Si torna a parlare di taglio del tasso di interesse sui depositi delle banche presso la Bce al di sotto dello zero. Servirebbe a rendere più morbida la transizione dal periodo pre-Omt a quello post-Omt, con riserve molto più contenute. Gli effetti su tassi, euro e crescita non sarebbero rilevanti.

L’IPOTESI TASSI NEGATIVI

In un’intervista a Thomson-Reuters, Benoît Cœuré (Bce) ha definito l’opzione tassi negativi come “assai probabile”. Le voci si rincorrono da tempo.
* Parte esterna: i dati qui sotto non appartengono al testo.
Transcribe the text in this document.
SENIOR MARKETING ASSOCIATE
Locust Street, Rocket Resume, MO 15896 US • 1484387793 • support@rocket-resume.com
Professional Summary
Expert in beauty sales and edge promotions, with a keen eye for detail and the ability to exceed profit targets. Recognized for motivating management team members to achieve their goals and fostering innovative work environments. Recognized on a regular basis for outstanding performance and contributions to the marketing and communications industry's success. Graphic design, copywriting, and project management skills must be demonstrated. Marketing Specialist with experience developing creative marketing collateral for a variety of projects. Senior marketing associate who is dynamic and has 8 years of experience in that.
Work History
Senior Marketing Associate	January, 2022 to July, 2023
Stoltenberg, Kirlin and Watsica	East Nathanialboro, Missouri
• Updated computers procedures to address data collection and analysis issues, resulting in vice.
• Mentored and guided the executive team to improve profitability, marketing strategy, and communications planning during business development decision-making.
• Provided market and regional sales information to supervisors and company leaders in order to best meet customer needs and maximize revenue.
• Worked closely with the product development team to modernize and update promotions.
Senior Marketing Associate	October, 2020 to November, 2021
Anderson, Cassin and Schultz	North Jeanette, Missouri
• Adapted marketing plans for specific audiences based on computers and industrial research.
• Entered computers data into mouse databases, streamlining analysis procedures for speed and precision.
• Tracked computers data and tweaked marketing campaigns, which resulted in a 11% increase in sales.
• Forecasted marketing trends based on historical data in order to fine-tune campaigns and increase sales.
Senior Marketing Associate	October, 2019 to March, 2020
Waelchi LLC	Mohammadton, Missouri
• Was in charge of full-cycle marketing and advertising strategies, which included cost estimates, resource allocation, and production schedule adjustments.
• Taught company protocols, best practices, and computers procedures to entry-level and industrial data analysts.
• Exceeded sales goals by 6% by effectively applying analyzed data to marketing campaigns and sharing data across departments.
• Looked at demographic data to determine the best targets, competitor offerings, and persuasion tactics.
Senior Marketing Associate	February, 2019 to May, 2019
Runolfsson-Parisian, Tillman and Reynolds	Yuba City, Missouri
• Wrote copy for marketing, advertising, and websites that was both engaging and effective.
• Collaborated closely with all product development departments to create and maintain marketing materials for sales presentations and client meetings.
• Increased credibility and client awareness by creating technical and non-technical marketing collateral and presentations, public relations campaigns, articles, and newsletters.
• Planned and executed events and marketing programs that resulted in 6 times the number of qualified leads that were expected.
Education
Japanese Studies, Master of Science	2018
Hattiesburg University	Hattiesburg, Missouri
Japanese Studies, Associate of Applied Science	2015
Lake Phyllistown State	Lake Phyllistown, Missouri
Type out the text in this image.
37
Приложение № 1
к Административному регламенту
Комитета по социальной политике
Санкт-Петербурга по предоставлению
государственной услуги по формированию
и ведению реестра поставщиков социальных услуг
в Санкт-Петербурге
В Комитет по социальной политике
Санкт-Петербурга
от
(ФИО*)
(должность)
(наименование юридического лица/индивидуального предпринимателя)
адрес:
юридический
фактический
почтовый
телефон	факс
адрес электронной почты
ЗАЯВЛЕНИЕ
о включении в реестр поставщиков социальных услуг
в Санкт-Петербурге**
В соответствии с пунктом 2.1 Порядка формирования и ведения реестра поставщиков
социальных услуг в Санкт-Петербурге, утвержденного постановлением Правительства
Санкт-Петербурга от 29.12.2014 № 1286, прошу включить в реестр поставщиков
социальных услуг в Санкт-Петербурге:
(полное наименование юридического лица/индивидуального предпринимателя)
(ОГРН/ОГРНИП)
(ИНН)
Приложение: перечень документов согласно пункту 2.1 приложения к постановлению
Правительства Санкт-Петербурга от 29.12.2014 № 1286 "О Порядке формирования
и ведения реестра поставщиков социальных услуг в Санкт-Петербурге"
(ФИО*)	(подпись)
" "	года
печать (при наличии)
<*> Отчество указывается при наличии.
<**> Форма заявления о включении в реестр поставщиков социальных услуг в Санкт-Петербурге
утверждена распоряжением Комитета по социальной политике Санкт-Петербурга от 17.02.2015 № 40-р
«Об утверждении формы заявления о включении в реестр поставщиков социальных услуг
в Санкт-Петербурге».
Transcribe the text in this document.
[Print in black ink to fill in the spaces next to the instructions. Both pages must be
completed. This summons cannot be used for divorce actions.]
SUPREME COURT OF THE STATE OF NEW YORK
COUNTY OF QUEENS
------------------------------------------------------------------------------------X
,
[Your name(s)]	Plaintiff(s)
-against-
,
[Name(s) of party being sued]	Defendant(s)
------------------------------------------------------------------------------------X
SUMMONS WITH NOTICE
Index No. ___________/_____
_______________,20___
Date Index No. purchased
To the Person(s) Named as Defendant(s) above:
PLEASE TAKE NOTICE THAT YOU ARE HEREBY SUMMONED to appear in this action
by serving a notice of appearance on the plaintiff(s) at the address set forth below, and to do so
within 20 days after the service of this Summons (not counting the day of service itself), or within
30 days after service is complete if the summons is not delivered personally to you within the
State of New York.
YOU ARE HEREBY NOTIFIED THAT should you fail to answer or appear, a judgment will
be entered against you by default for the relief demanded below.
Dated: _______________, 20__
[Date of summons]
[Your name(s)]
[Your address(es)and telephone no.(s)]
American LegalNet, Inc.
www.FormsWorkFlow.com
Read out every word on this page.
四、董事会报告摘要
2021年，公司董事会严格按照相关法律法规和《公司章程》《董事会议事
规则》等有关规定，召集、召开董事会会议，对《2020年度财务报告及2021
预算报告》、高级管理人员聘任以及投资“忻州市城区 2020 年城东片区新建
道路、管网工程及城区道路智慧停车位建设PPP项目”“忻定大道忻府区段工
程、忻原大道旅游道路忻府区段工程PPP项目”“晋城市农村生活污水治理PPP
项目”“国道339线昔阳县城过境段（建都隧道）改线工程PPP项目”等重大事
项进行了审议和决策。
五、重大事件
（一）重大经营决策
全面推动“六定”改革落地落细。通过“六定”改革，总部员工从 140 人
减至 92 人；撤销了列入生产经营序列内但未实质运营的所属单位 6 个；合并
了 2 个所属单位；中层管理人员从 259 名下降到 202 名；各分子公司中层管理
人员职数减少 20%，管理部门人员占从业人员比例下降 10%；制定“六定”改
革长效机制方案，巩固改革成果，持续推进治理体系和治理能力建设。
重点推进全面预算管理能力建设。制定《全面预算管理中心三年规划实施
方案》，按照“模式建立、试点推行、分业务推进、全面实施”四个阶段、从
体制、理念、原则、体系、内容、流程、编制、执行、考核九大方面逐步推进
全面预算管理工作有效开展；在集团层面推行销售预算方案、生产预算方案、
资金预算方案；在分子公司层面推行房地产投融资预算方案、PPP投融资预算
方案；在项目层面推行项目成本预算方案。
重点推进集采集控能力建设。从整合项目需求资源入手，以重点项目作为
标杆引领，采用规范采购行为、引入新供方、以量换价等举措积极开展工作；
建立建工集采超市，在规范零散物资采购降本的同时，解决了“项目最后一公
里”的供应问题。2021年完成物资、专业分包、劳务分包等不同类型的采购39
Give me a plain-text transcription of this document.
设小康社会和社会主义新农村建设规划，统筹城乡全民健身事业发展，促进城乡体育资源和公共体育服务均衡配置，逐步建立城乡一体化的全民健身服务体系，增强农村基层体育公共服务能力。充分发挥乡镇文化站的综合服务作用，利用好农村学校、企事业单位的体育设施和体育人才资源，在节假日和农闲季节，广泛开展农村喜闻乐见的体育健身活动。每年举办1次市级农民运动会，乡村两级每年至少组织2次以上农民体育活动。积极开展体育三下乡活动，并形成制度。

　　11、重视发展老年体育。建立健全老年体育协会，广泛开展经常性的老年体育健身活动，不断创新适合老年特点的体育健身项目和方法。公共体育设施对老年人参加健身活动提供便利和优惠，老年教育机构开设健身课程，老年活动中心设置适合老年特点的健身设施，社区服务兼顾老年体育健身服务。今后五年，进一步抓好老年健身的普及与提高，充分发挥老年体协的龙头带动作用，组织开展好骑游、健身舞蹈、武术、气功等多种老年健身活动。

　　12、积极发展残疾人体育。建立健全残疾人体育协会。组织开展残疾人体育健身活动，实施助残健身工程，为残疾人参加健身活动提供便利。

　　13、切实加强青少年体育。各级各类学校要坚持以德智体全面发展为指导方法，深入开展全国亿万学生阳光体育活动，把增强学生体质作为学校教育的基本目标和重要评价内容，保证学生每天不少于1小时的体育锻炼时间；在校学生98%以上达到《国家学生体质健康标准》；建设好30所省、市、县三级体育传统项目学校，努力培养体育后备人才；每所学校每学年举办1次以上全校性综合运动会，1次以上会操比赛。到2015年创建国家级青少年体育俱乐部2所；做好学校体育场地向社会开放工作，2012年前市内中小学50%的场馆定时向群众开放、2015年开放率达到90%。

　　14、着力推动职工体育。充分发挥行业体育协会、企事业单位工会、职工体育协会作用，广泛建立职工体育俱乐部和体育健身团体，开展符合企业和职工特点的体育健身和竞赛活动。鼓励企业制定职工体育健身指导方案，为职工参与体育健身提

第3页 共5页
Mario Draghi aveva più volte dichiarato che la Bce è tecnicamente pronta, ma mai confermato di volervi fare ricorso. Joerg Asmussen (Bce) aveva manifestato tempo fa le proprie riserve sull’efficacia dello strumento. E, su lavoce.info, Angelo Baglioni aveva definito la misura controproducente.
Altri banchieri centrali dell’Eurozona restano prudenti sull’argomento. Bostjan Jazbec ha persino ammesso di trovare difficile il concetto stesso di “tassi negativi”, e qualcuno parla di “terreno inesplorato”.
Ora, una voce ufficiale afferma che [tweetable]la Bce sta prendendo in seria considerazione la possibilità di tagliare il tasso di interesse sui depositi delle banche presso la banca centrale al di sotto dello zero[/tweetable], alimentando così le aspettative che ciò possa avvenire a marzo. Nelle ore successive alla notizia, l’euro ha registrato un calo dello 0,5 per cento sul dollaro, subito riassorbito nei giorni successivi. Lo stesso Cœuré ha peraltro avvertito che dai tassi negativi non c’è molto da aspettarsi.
Le voci a favore al di fuori della Bce sono più numerose. Per José Viñals (Fmi) sarebbe un “segnale di responsabilità”. Alan Blinder (Princeton) li vorrebbe alla Fed e ne spiega l’efficacia sulla base di un modello che, ancorché condiviso da keynesiani e monetaristi, è stato più volte ritenuto inapplicabile. Secondo Blinder, imporre tassi negativi sulle riserve bancarie “in eccesso” stimola le banche a disfarsene acquistando titoli o facendo prestiti alle imprese.
Chi ha ragione?

BANCHE E CONTI DI RISERVA

Dal punto di vista della tecnica monetaria, non è indispensabile che le banche a fine giornata trattengano della liquidità sul proprio conto di riserva. Né il fatto di disporne o meno può condizionare la concessione di prestiti. Se le banche tengono liquidità è perché sono soggette a un regime di riserva obbligatoria. È bene anche ricordare che tutte le riserve bancarie sono prese in prestito dalla banca centrale, e per questo le banche preferiscono restituirle, se possono, oppure prestarle ad altre banche, se si fidano.
Con la crisi, alcune banche (soprattutto tedesche) hanno accumulato riserve solo perché non volevano disfarsene  prestandole a quelle dei paesi a rischio. Ciò ha obbligato la Bce a immettere riserve aggiuntive per mantenere fluido il sistema dei pagamenti. Un po’ come aggiungere olio a un motore che rischia di fondere.
Le riserve complessivamente in eccesso nell’Eurozona hanno toccato gli 850 miliardi nel 2012, soprattutto come effetto delle operazioni di rifinanziamento a tre anni (Ltro) di dicembre 2011 e febbraio 2012. Poi, dopo l’introduzione delle Omt (che con buona pace della Corte costituzionale tedesca restano il perno che regge la stabilità della moneta unica), le riserve in eccesso si sono più che dimezzate.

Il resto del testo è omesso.